The Daily Telegraph claims to have seen a note sent to ministers last week confirming that the Bill will contain a collection of the promises made to different factions of MPs over recent weeks. These include promising Parliament a vote on the future relationship as well as the use of the Irish backstop. The newspaper says there is also a pledge aimed at Brexiteers to seek “alternative arrangements” to the backstop by 2021, and in an apparent sop to Labour, a commitment on workers’ rights and environmental regulations.

Taken together, No. 10 “sees this as a smart package of compromises designed to win over different interest groups”, says Politico’s Jack Blanchard. But “the reality is attitudes have long since hardened against the deal, and these ‘wins’ [are] already banked by those involved”, he adds.

Indeed, Sir Bill Cash, chair of the Commons’ EU Select Committee, told the Telegraph: “This is pretty cosmetic stuff. It will not have any effect on Leave-supporting MPs.

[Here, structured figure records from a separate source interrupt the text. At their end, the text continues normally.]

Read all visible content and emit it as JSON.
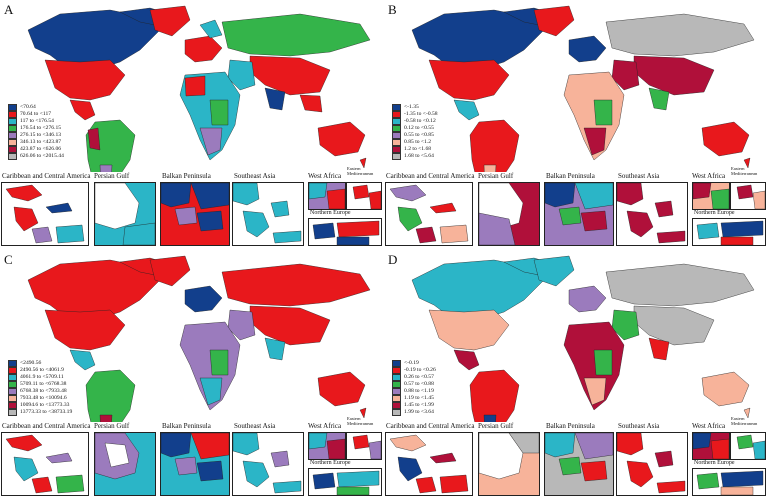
{
  "panels": [
    {
      "letter": "A",
      "legend": [
        {
          "label": "<70.64",
          "color": "#123f8c"
        },
        {
          "label": "70.64 to <117",
          "color": "#e8181c"
        },
        {
          "label": "117 to <176.54",
          "color": "#2bb5c7"
        },
        {
          "label": "176.54 to <276.15",
          "color": "#34b44a"
        },
        {
          "label": "276.15 to <346.13",
          "color": "#9b7bbd"
        },
        {
          "label": "346.13 to <423.87",
          "color": "#f7b39a"
        },
        {
          "label": "423.87 to <626.06",
          "color": "#b0103a"
        },
        {
          "label": "626.06 to <2015.44",
          "color": "#b8b8b8"
        }
      ],
      "insets": [
        "Caribbean and Central America",
        "Persian Gulf",
        "Balkan Peninsula",
        "Southeast Asia",
        "West Africa",
        "Eastern Mediterranean",
        "Northern Europe"
      ]
    },
    {
      "letter": "B",
      "legend": [
        {
          "label": "<-1.35",
          "color": "#123f8c"
        },
        {
          "label": "-1.35 to <-0.58",
          "color": "#e8181c"
        },
        {
          "label": "-0.58 to <0.12",
          "color": "#2bb5c7"
        },
        {
          "label": "0.12 to <0.55",
          "color": "#34b44a"
        },
        {
          "label": "0.55 to <0.85",
          "color": "#9b7bbd"
        },
        {
          "label": "0.85 to <1.2",
          "color": "#f7b39a"
        },
        {
          "label": "1.2 to <1.68",
          "color": "#b0103a"
        },
        {
          "label": "1.68 to <5.64",
          "color": "#b8b8b8"
        }
      ],
      "insets": [
        "Caribbean and Central America",
        "Persian Gulf",
        "Balkan Peninsula",
        "Southeast Asia",
        "West Africa",
        "Eastern Mediterranean",
        "Northern Europe"
      ]
    },
    {
      "letter": "C",
      "legend": [
        {
          "label": "<2490.56",
          "color": "#123f8c"
        },
        {
          "label": "2490.56 to <4061.9",
          "color": "#e8181c"
        },
        {
          "label": "4061.9 to <5709.11",
          "color": "#2bb5c7"
        },
        {
          "label": "5709.11 to <6768.38",
          "color": "#34b44a"
        },
        {
          "label": "6768.38 to <7933.48",
          "color": "#9b7bbd"
        },
        {
          "label": "7933.48 to <10094.6",
          "color": "#f7b39a"
        },
        {
          "label": "10094.6 to <13773.33",
          "color": "#b0103a"
        },
        {
          "label": "13773.33 to <38733.19",
          "color": "#b8b8b8"
        }
      ],
      "insets": [
        "Caribbean and Central America",
        "Persian Gulf",
        "Balkan Peninsula",
        "Southeast Asia",
        "West Africa",
        "Eastern Mediterranean",
        "Northern Europe"
      ]
    },
    {
      "letter": "D",
      "legend": [
        {
          "label": "<-0.19",
          "color": "#123f8c"
        },
        {
          "label": "-0.19 to <0.26",
          "color": "#e8181c"
        },
        {
          "label": "0.26 to <0.57",
          "color": "#2bb5c7"
        },
        {
          "label": "0.57 to <0.88",
          "color": "#34b44a"
        },
        {
          "label": "0.88 to <1.19",
          "color": "#9b7bbd"
        },
        {
          "label": "1.19 to <1.45",
          "color": "#f7b39a"
        },
        {
          "label": "1.45 to <1.99",
          "color": "#b0103a"
        },
        {
          "label": "1.99 to <3.64",
          "color": "#b8b8b8"
        }
      ],
      "insets": [
        "Caribbean and Central America",
        "Persian Gulf",
        "Balkan Peninsula",
        "Southeast Asia",
        "West Africa",
        "Eastern Mediterranean",
        "Northern Europe"
      ]
    }
  ]
}
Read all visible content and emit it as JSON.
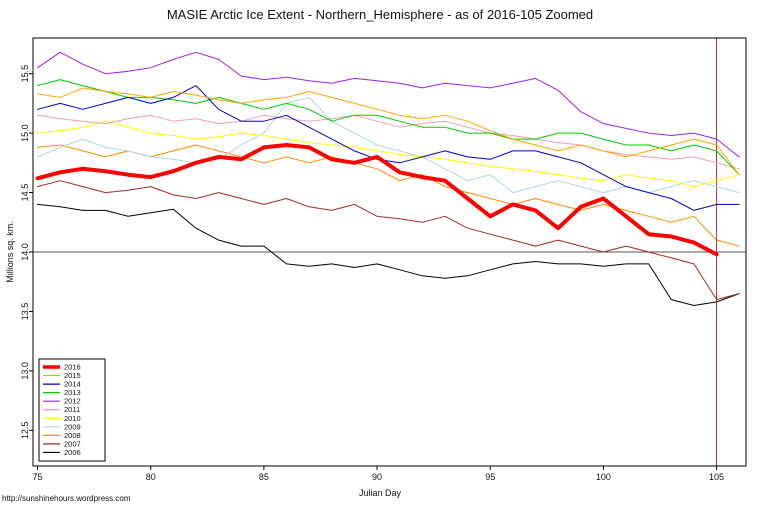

In fact, there are votes coming back to our side from people who backed the deal last time.”

One of these switchers includes former Brexit secretary David Davis, who told LBC over the weekend that he will now be voting against the deal.

Meanwhile, Health Secretary Matt Hancock defended the Government’s attempts to secure an agreement, telling BBC Radio 4’s Today programme that MPs who want to deliver the referendum result should vote for the Bill and worry about the detail afterwards.

“If you want, as an MP, to leave the European Union and deliver on the result of referendum - no matter the details you want to see in terms of the future relationship - you need to vote for legislation and then have the debate in the committee stages later on exactly what the details are,” Hancock said.

“No doubt there will be votes on really big issues, on whether to have a ‘People’s vote’ or whether to have a customs union, both of which I’m against.”

After the cross-party Brexit negotiating team have signed off the package, the full Cabinet will meet to discuss it - but hopes are not high among the latter group. “I’ll listen to what Theresa has to say in Cabinet on Tuesday, but unless there’s a really big change we haven’t got a chance,” an unnamed minister told The Sun.

Another cabinet source said the PM should consider scrapped the WAB, rather than face defeat. “It’s only going to stoke up more anger,” the source told the newspaper.

Some insiders had suggested May might hold indicative votes to allow MPs to choose their own form of Brexit before the Bill entered the Commons, but Tory party officials have told the FT that she is “going cold” on the idea.

“We could end up with the worst of all worlds,” said one official. “What would happen if Labour simply failed to turn up for the votes? It wouldn’t solve anything, but you’d have the governing party tearing itself to shreds in public.”

In the event that there are no indicative votes, the Government would not have to publish May’s proposed plan until the week of the vote. “There’s no final decision yet, but if we don’t hold the vote until the end of that week, there should be time to publish the Bill at the start,” a government aide told Politico’s Blanchard.

This would tally with a report by James Forsyth in The Sun over the weekend that said ministers had pencilled in Friday 7 June as the date of the crucial vote.

Then, “if the second reading is voted down, May will be told her time is up - both by her MPs and her activists, and they will stage a vote of no confidence in her on 15 June”, Forsyth reports.